Global fund managers have become cautiously optimistic about prospects for global growth but this is not reflected in their asset allocations, according to the latest monthly survey from Merrill Lynch.
Gary Baker, the head of European equity strategy at Banc of America Securities-Merrill Lynch, says: “The macro environment is much more optimistic”. Less than a third say the global economy is in recession compared with two thirds only two months ago. A net 72% of managers expect the global economy to strengthen over the coming year.
Despite expectations of a recovery, managers have become less concerned about inflation. A net 21% expect inflation to rise compared with a net 30% last month. Baker says this probably helps to explain why bonds have rallied despite the economic upturn.
Overall, managers seem to be expecting a “Goldilocks recovery”: growth not too slow but not too fast, either, with the inflation risks that would bring. Only a net 3% see “tail risks” of deflation or high inflation becoming apparent.
But when it comes to allocating their cash, managers still appear nervous. The average cash holding increased from 4.1% this month – broadly in line with the long-term average – compared with 3.5% in August. A net 18% of managers are overweight cash compared with 10% last month.
Sentiment has shifted away from their previous stance of being overwhelmingly in favour of emerging markets. The net overweight position on the asset class is 40% compared with 52% last month. “[Emerging markets] are no longer the only game in town,” says Baker.
The second most popular region is the eurozone, with managers taking a net 1% underweight position compared with a net 13% last month. It is now at its highest weighting since February 2008.

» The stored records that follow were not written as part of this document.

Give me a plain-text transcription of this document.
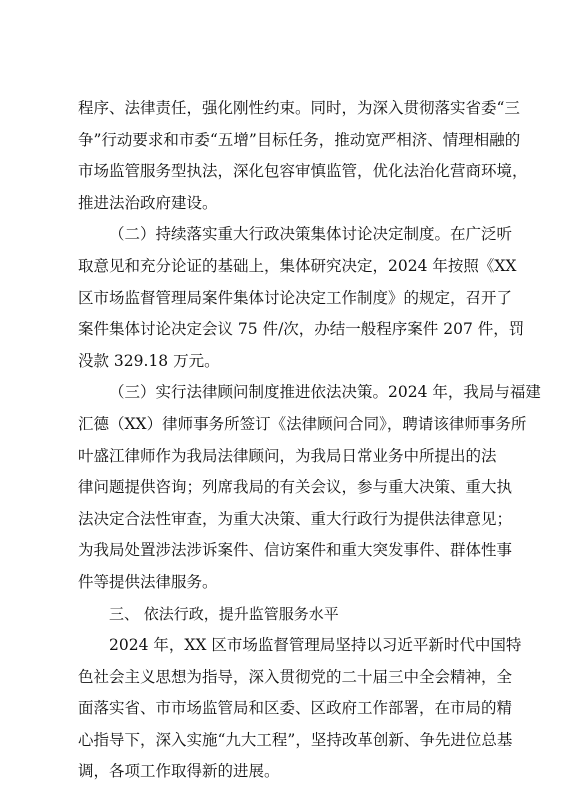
程序、法律责任，强化刚性约束。同时，为深入贯彻落实省委“三
争”行动要求和市委“五增”目标任务，推动宽严相济、情理相融的
市场监管服务型执法，深化包容审慎监管，优化法治化营商环境，
推进法治政府建设。
（二）持续落实重大行政决策集体讨论决定制度。在广泛听
取意见和充分论证的基础上，集体研究决定，2024 年按照《XX
区市场监督管理局案件集体讨论决定工作制度》的规定，召开了
案件集体讨论决定会议 75 件/次，办结一般程序案件 207 件，罚
没款 329.18 万元。
（三）实行法律顾问制度推进依法决策。2024 年，我局与福建
汇德（XX）律师事务所签订《法律顾问合同》，聘请该律师事务所
叶盛江律师作为我局法律顾问，为我局日常业务中所提出的法
律问题提供咨询；列席我局的有关会议，参与重大决策、重大执
法决定合法性审查，为重大决策、重大行政行为提供法律意见；
为我局处置涉法涉诉案件、信访案件和重大突发事件、群体性事
件等提供法律服务。
三、 依法行政，提升监管服务水平
2024 年，XX 区市场监督管理局坚持以习近平新时代中国特
色社会主义思想为指导，深入贯彻党的二十届三中全会精神，全
面落实省、市市场监管局和区委、区政府工作部署，在市局的精
心指导下，深入实施“九大工程”，坚持改革创新、争先进位总基
调，各项工作取得新的进展。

Within emerging markets, managers have become more negative on China as valuations have increased and profit taking opportunities have emerged. A net 9% are underweight after 13 months of net overweight positions.
Managers are overweight on Brazil, Russia and Turkey. Chile, Malaysia and Israel are the highest underweight positions.
Among sectors the most popular are technology followed by energy. The least popular positions are in discretionary followed by utilities.
Some 234 fund managers with a total of $667 billion (£405 billion) of assets participated in the survey. It was conducted with TNS, a market research company, from September 4-10.